16th century packhorse bridge

Shortly after a small climb, you join the Tamar Valley Discovery Trail, and you have a clear view of Launceston as you approach the end.

Road into Launceston

But before your goal is reached, there is one final climb up into the centre of town.

The final climb

I must admit, when I reached the town square, it took me some time to figure out where the trail went! Inexplicably, any waymarking appeared to have disappeared, and OS maps are notoriously bad for navigating in towns. Eventually, I had to ask someone where the entrance to the castle was, and to my shame I was a mere thirty yards from the entrance when I did so!


Gate to Launceston Castle

It was now gone six in the evening, and, like Okehampton, Launceston Castle was also closed for visitors. So, with just a photo of my visit, and no tour, I rang for my lift and sat in the square to be picked up. Still, I was thoroughly satisfied with my day.

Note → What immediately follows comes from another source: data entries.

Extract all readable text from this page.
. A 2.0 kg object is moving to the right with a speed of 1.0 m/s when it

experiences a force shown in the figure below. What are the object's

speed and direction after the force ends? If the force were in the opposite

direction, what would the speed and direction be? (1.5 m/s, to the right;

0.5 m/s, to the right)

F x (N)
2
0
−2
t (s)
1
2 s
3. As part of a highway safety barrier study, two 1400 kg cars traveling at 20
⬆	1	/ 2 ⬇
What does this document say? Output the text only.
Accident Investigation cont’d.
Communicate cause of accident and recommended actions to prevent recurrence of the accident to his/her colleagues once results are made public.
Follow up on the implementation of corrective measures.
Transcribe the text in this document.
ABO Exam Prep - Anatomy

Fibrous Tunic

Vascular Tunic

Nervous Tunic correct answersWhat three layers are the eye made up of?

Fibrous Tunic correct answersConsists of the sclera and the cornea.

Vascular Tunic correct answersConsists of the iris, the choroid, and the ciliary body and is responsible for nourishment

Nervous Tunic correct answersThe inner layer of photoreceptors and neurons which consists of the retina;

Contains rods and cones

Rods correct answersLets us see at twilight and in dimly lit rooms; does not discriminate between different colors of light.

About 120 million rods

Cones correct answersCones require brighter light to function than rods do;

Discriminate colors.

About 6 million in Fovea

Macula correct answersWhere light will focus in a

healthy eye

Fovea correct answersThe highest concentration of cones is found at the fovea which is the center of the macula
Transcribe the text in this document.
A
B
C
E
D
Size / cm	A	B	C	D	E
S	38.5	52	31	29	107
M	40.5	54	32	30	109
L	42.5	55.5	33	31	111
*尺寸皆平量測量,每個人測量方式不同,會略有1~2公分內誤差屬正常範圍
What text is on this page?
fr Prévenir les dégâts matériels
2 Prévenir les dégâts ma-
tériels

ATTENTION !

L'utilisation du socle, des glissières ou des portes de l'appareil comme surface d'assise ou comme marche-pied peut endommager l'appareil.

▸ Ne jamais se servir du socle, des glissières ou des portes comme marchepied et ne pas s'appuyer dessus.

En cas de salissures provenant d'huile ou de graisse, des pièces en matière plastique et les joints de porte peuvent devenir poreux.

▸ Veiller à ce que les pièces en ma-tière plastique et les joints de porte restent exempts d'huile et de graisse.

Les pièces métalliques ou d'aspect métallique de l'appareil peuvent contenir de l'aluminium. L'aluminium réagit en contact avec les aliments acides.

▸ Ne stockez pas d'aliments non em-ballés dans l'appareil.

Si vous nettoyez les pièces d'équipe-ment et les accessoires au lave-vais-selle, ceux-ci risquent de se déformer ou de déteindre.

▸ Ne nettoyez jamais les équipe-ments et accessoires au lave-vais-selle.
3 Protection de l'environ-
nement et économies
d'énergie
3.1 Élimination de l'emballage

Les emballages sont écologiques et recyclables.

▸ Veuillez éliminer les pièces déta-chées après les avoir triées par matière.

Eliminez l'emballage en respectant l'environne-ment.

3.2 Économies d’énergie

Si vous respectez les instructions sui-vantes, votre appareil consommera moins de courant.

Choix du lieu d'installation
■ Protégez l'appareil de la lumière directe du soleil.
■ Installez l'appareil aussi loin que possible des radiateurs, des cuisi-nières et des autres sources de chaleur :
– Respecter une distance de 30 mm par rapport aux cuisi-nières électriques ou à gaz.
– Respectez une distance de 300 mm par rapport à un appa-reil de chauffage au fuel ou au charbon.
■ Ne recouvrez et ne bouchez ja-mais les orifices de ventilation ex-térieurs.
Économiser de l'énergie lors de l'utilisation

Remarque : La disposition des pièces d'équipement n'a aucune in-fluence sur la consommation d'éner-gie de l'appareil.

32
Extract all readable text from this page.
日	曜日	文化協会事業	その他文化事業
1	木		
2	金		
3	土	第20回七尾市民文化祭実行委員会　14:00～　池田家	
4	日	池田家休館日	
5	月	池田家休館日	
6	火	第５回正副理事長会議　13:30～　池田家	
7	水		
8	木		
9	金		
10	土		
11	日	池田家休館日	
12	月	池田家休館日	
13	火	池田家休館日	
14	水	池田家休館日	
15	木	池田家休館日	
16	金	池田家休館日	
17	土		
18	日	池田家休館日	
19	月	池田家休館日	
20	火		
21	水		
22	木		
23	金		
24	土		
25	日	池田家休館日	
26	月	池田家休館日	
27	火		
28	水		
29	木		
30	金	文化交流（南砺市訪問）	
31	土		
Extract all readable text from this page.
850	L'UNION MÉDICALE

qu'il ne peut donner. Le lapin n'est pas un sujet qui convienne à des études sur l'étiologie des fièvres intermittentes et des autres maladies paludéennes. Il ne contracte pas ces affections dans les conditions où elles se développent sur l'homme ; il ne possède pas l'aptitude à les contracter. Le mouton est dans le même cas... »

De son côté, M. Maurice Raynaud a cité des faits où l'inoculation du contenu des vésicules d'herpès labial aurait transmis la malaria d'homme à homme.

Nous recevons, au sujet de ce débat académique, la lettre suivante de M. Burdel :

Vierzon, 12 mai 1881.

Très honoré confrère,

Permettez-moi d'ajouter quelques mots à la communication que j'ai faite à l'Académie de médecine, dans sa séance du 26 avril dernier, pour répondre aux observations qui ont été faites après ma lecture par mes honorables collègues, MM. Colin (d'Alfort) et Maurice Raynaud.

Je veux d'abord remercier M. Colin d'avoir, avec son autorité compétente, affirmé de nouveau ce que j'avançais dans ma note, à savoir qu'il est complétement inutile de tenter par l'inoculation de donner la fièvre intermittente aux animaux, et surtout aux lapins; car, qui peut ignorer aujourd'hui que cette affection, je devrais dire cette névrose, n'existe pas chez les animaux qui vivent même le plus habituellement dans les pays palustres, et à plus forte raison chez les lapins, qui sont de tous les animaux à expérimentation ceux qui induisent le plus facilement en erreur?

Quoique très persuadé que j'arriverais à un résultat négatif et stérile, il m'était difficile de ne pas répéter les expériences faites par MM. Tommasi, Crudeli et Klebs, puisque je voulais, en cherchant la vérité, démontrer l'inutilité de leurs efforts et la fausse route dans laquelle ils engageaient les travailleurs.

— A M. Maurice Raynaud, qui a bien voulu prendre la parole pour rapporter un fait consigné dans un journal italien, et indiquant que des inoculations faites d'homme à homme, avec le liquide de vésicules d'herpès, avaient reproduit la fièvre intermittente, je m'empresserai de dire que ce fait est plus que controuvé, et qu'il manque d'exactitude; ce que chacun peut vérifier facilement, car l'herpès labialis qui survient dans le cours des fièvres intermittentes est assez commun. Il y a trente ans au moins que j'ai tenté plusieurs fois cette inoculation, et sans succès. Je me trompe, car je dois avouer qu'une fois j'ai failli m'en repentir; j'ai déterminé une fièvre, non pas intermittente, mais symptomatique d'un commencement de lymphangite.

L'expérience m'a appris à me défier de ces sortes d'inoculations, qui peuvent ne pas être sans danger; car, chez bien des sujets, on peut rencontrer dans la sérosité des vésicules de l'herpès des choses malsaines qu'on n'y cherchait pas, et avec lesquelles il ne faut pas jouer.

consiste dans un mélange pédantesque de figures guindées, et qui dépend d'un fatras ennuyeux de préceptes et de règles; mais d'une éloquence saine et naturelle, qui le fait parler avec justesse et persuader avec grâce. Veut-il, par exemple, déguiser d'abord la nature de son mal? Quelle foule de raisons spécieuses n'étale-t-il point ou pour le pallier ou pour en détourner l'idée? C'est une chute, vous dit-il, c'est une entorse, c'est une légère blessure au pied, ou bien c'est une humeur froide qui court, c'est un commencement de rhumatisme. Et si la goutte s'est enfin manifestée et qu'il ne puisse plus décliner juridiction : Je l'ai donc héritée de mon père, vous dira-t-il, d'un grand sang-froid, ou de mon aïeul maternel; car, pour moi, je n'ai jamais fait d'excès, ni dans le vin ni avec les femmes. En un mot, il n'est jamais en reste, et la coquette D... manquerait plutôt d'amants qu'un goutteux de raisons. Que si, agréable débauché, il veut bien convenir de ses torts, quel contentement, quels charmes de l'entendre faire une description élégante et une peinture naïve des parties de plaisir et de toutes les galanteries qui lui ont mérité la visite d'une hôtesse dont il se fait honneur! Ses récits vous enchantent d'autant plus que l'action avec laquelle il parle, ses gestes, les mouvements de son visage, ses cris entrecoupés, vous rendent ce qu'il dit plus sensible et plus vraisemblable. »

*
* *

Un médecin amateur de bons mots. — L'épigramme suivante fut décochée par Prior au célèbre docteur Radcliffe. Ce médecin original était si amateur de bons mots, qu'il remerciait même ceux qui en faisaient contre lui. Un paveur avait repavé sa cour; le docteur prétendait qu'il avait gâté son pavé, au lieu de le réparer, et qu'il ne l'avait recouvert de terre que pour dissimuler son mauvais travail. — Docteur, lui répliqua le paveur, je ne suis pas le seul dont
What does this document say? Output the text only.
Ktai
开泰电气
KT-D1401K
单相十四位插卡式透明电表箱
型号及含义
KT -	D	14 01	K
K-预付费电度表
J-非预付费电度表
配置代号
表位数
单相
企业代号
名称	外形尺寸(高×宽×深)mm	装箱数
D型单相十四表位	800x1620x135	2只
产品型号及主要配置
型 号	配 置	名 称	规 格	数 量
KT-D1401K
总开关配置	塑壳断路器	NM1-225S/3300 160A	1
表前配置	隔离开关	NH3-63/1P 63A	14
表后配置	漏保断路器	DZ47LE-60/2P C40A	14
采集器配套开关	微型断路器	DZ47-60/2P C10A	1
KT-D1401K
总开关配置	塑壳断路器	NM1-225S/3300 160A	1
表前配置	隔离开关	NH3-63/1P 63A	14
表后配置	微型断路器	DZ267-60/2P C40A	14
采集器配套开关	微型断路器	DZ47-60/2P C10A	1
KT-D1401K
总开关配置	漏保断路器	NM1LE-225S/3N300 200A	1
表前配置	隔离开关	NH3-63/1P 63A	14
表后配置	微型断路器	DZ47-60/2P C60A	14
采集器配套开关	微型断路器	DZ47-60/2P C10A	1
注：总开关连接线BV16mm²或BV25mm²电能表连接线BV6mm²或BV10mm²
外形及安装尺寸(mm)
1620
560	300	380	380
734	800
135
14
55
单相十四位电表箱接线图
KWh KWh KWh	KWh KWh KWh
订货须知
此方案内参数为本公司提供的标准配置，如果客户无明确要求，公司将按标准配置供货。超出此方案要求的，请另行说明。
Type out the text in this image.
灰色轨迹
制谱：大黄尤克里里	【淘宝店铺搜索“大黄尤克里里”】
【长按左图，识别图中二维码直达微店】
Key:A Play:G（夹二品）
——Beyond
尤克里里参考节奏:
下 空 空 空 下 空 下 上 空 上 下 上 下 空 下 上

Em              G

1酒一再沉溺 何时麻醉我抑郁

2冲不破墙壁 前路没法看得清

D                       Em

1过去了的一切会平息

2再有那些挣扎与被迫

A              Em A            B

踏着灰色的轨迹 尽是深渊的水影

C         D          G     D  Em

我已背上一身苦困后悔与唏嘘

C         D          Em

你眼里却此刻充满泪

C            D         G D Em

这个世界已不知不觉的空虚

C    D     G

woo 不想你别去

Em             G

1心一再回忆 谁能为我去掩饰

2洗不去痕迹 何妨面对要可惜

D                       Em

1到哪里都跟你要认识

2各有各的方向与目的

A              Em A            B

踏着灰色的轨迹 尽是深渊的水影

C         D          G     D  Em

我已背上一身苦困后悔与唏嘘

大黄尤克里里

I'll leave the description of the castle to the English Heritage website;

Set on a large natural mound, Launceston Castle dominates the surrounding landscape. Begun soon after the Norman Conquest, its focus is an unusual keep consisting of a 13th-century round tower built by Richard, Earl of Cornwall, inside an earlier circular shell-keep. The tower top can be reached via an internal staircase but once reached, offers breathtaking views of the historic town and countryside.